シンガポール通信ー麗水EXPO報告:EXPO初日

今回のEXPO会場訪問は11日夜のEXPOオープニングに参加する事が主な目的なので、11日夜のオープニングに参加してしまえば、仕事は終わりである。12日はソウルへパク先生の車で帰ることになっていたが、EXPOの初日の様子を見学しようという事で、午前中の時間を利用してEXPO会場を訪れた。

前にも書いたが、今回のEXPOは観客数が目標を達成するかどうかが問題との事である。1つは麗水が韓国の他の都市から離れている事であるが、EXPOの開催に会わせて高速道路や高速鉄道が整備されたため、ソウルから3時間〜4時間でつく事ができる。その意味では地理的な不利は少ないと言えるだろう。

最大の問題はホテル数が十分でない事ではないかと言われている。私達もオープニング参加のためのホテル確保にかなり苦労した。また私達の宿泊したホテルも明らかにEXPO目当てのホテルであり、新築開店したばかりであった。現在建築中のホテルがいくつかあるという事なので、徐々に宿泊の問題は解決されるのかもしれない。


私達は東側のゲートから入場したが、チケット売り場はご覧の通りである。



ゲートはさすがに人の列ができているが、それでもあまり待たされるという事はない。



これは内部のイベント広場付近の様子。どうも初日の事もあってか大半の入場者は地元の人のようである。韓国の他の地方や海外からの客はこれからという事かもしれない。



これは日本館内部の様子。前室で次のメインの部屋でのイベントの説明がある。他のパビリオンでは、海洋をテーマとした人間の将来に焦点を当てた展示が中心である。しかしながら日本の場合は、海洋をテーマとすると東北の津波を取り上げるかどうかが問題になる。多分どうするかでいろいろ悩まれたのであろうが、日本館では東北地方の地震津波の問題を正面から取り上げ、津波で両親を亡くした少年が被災地の復興を見ながらそこから立ち直る様子をアニメーションで表現している。

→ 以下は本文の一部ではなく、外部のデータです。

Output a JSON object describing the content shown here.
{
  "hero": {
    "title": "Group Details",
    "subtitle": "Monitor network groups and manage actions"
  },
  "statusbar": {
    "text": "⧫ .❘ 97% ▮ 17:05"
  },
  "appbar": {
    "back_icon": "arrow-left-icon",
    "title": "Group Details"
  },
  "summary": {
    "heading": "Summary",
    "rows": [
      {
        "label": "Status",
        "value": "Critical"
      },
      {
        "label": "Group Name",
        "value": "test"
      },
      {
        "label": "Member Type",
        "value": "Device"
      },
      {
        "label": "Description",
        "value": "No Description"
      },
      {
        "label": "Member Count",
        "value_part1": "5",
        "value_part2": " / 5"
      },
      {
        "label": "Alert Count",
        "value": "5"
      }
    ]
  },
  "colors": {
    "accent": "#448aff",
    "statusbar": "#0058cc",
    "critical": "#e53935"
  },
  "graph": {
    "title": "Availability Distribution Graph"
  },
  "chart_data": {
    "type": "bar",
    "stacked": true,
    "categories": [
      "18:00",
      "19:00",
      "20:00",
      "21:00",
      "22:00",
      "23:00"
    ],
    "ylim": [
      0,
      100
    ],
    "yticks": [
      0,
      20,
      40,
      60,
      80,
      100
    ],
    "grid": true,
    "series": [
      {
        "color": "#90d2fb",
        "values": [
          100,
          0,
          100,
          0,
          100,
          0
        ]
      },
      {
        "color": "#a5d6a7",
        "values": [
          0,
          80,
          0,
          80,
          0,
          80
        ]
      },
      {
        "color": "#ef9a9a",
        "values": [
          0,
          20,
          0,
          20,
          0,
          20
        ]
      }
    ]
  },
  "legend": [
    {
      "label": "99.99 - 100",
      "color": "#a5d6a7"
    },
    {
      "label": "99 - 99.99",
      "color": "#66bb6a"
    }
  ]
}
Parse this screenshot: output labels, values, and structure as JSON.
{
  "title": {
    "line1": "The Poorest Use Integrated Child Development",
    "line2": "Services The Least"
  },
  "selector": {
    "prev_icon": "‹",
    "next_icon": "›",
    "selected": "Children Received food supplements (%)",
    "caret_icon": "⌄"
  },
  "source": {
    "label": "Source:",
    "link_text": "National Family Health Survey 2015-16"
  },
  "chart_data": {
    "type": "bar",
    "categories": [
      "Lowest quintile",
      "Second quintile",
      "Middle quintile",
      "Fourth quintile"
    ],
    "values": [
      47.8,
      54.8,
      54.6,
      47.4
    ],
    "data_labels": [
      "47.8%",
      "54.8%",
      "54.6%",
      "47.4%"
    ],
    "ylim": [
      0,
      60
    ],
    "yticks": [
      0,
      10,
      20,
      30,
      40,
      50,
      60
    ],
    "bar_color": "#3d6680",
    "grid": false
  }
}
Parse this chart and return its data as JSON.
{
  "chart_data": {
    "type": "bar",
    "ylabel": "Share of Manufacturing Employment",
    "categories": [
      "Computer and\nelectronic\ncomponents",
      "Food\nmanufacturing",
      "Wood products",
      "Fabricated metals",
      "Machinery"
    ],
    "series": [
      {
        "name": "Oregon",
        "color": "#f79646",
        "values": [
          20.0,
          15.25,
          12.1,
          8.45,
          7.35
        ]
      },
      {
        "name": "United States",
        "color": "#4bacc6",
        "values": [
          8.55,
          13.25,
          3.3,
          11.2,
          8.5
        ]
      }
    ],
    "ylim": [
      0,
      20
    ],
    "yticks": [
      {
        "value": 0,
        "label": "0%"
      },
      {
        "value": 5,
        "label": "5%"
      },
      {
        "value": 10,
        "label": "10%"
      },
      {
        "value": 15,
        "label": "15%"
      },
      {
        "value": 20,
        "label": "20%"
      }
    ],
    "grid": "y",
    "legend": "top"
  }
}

その事自体は高く評価したいと思う。しかしながら見ていてどうにも腑に落ちない気持ちがする。それは福島の原発の問題、特に放射能汚染の問題が全く取り上げられていないためである。震災で大きな被害を受けても、そこからの復興に力を入れれば良いのであれば、問題はある意味で単純である。第2次世界大戦直後の一面焼け野原の日本がある意味で明るかったという話を聞くが、それはそのような理由によるのであろう。

しかしながら、今回の復興には常に放射能汚染という問題がついてまわる。例えば漁を再開したとしても、捕れた魚は果たして放射能に汚染されていないのかどうか。そしてまた原発の近くの地域は一体いつまで人が住めないのか、などなど。このような問題を考えると、今回の原発事故が単に日本の電力供給に大きなダメージを与えるというレベルの問題ではない事が理解できる。そしてある意味で単純過ぎる日本館のアニメーションを見ていると、そのような問題を考えさせられる。



日本館地下の日本食のレストラン。こちらは常に満席状態で日本食は韓国でも人気が高い事がわかる。残念ながらレストランを経営しているのは韓国のレストランということで、味はもう一つであった。



食事をした後は、海洋をテーマとした展示を行っているテーマ館に行ってみる事とした。



内部は4つのブロックにわかれており、いずれのブロックでも大スクリーンに海洋をテーマとした映像を投影していた。大画面と迫力ある映像というのはどうもEXPOの伝統的な展示様式になってしまったようであり、少し新鮮味に欠ける。特に海洋をテーマにすると、このテーマ館をはじめ各国のパビリオンの展示内容が似てしまうのではないだろうか。



これはEXPOデジタルギャラリーのアート作品。右側は人形で、左側は人間がパフォーマンスを行っている。人間のパフォーマーの方が、時々観客の反応に応じて動くので観客の興味を集めていた。



EXPOデジタルギャラリーの天井の大ディスプレイでは、各種のコンテンツが常時上映されている。これは昨日報告した土佐さんの作品。



これはカーネギーメロン大学エンタテインメント・テクノロジー・センター(ETC)の作品。観客がツイッターでメッセージを送ると、それがCGの鯉の上に表示される。ETCの所長はよく知っているし、土佐さんも含めてお互いによく知った仲なので、コンテンツ作成の最初の段階から互いにライバル視していた。どうも学生の作品らしく少し単純であり、コンテンツの質に関しては私達の方に軍配が上がるだろうということで、土佐さん、パク先生も含めて胸をなでおろした。